In the U.S., low natural gas prices pose an additional problem for wind power. Spot prices hover at just 2 $/MMBtu. In Europe, you pay about 9 $/MMBtu, in East Asia even more, 12-13 $/MMBtu. The rapid development of vast shale gas resources is the main reason that U.S. gas plants can buy
their fuel for 0.7-1.0 cent/kWh. Even term prices for the next two years are below 2 cent/kWh.

In Europe, there is a risk that the north-south divide not only applies to debt issues but also to wind markets: Growth in stable countries such as Germany und the UK versus crisis in Spain and other debt-ridden regions.

Windfair: So what about China?

Steffen Bukold: Without China the global wind industry would be in a growth crisis since 2009. In 2011, 44% of all new global capacities were installed in China. Meanwhile, 26% of all global wind power can be found in the Middle Kingdom.

However, the Chinese wind power industry overheated in 2010/2011. Product quality deteriorated and prices undercut average cost levels.
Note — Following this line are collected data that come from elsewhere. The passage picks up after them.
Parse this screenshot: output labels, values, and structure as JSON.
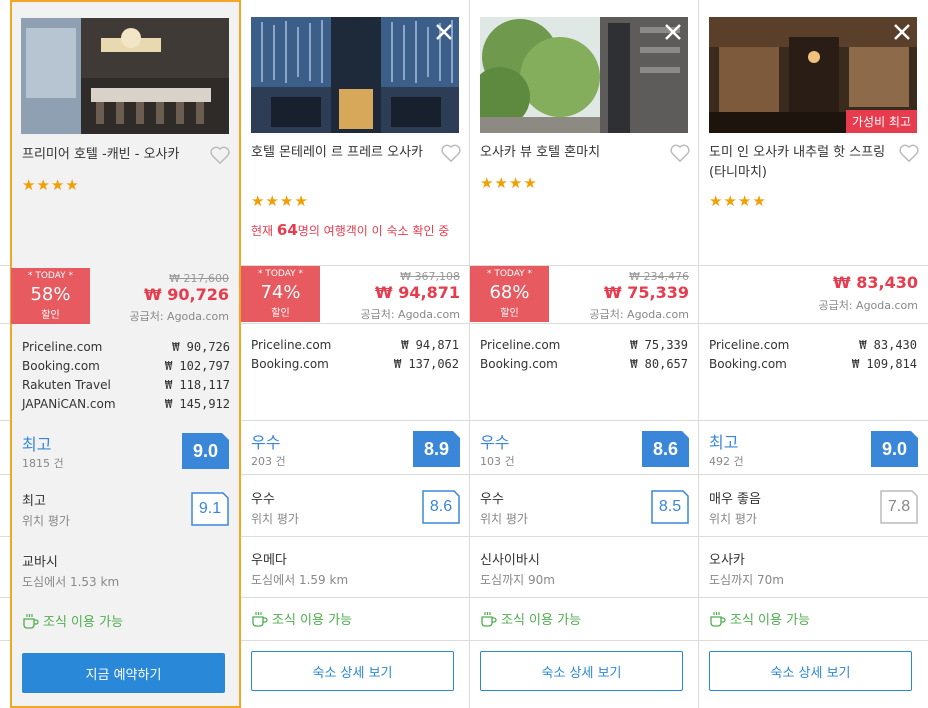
{
  "colors": {
    "accent": "#2a88d8",
    "price_red": "#e63c4e",
    "star": "#f29f05",
    "score_blue": "#3a87d9",
    "breakfast_green": "#4fae4f",
    "selected_border": "#f5a623"
  },
  "hotels": [
    {
      "name": "프리미어 호텔 -캐빈 - 오사카",
      "stars": 4,
      "stars_text": "★★★★",
      "social_proof": null,
      "today": {
        "tag": "* TODAY *",
        "percent": "58%",
        "label": "할인"
      },
      "original_price": "₩ 217,600",
      "price": "₩ 90,726",
      "supplier": "공급처: Agoda.com",
      "offers": [
        {
          "site": "Priceline.com",
          "price": "₩  90,726"
        },
        {
          "site": "Booking.com",
          "price": "₩ 102,797"
        },
        {
          "site": "Rakuten Travel",
          "price": "₩ 118,117"
        },
        {
          "site": "JAPANiCAN.com",
          "price": "₩ 145,912"
        }
      ],
      "rating_word": "최고",
      "review_count": "1815 건",
      "score": "9.0",
      "location_word": "최고",
      "location_label": "위치 평가",
      "location_score": "9.1",
      "area": "교바시",
      "distance": "도심에서 1.53 km",
      "breakfast": "조식 이용 가능",
      "button": "지금 예약하기"
    },
    {
      "name": "호텔 몬테레이 르 프레르 오사카",
      "stars": 4,
      "stars_text": "★★★★",
      "social_proof": {
        "pre": "현재 ",
        "count": "64",
        "post": "명의 여행객이 이 숙소 확인 중"
      },
      "today": {
        "tag": "* TODAY *",
        "percent": "74%",
        "label": "할인"
      },
      "original_price": "₩ 367,108",
      "price": "₩ 94,871",
      "supplier": "공급처: Agoda.com",
      "offers": [
        {
          "site": "Priceline.com",
          "price": "₩  94,871"
        },
        {
          "site": "Booking.com",
          "price": "₩ 137,062"
        }
      ],
      "rating_word": "우수",
      "review_count": "203 건",
      "score": "8.9",
      "location_word": "우수",
      "location_label": "위치 평가",
      "location_score": "8.6",
      "area": "우메다",
      "distance": "도심에서 1.59 km",
      "breakfast": "조식 이용 가능",
      "button": "숙소 상세 보기"
    },
    {
      "name": "오사카 뷰 호텔 혼마치",
      "stars": 4,
      "stars_text": "★★★★",
      "social_proof": null,
      "today": {
        "tag": "* TODAY *",
        "percent": "68%",
        "label": "할인"
      },
      "original_price": "₩ 234,476",
      "price": "₩ 75,339",
      "supplier": "공급처: Agoda.com",
      "offers": [
        {
          "site": "Priceline.com",
          "price": "₩  75,339"
        },
        {
          "site": "Booking.com",
          "price": "₩  80,657"
        }
      ],
      "rating_word": "우수",
      "review_count": "103 건",
      "score": "8.6",
      "location_word": "우수",
      "location_label": "위치 평가",
      "location_score": "8.5",
      "area": "신사이바시",
      "distance": "도심까지 90m",
      "breakfast": "조식 이용 가능",
      "button": "숙소 상세 보기"
    },
    {
      "name": "도미 인 오사카 내추럴 핫 스프링 (타니마치)",
      "stars": 4,
      "stars_text": "★★★★",
      "social_proof": null,
      "value_badge": "가성비 최고",
      "today": null,
      "original_price": null,
      "price": "₩ 83,430",
      "supplier": "공급처: Agoda.com",
      "offers": [
        {
          "site": "Priceline.com",
          "price": "₩  83,430"
        },
        {
          "site": "Booking.com",
          "price": "₩ 109,814"
        }
      ],
      "rating_word": "최고",
      "review_count": "492 건",
      "score": "9.0",
      "location_word": "매우 좋음",
      "location_label": "위치 평가",
      "location_score": "7.8",
      "area": "오사카",
      "distance": "도심까지 70m",
      "breakfast": "조식 이용 가능",
      "button": "숙소 상세 보기"
    }
  ]
}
Beijing applied the brake as power grid integration was too slow and the number of small wind farms had gone out of control.

From now on, expansion will be limited to „only“ 15-20 GW per year. It was 18 GW in 2011. There are seven dedicated wind power regions which are to offer the complete value chain from hardware supplier to grid integration services.

Surprisingly, the Chinese government recently announced a national coal consumption cap starting in 2015. Coal has a 70% share of the power market. Coal plants produce at attractive total cost levels of 3-4 cent/kWh on average but they are also responsible for vast environmental and health damages.

As natural gas is expensive and as nuclear energy and hydroelectricity are slow to develop, this coal cap equals a multi-decade guarantee of wind power growth, offering opportunities for both domestic companies and foreign suppliers.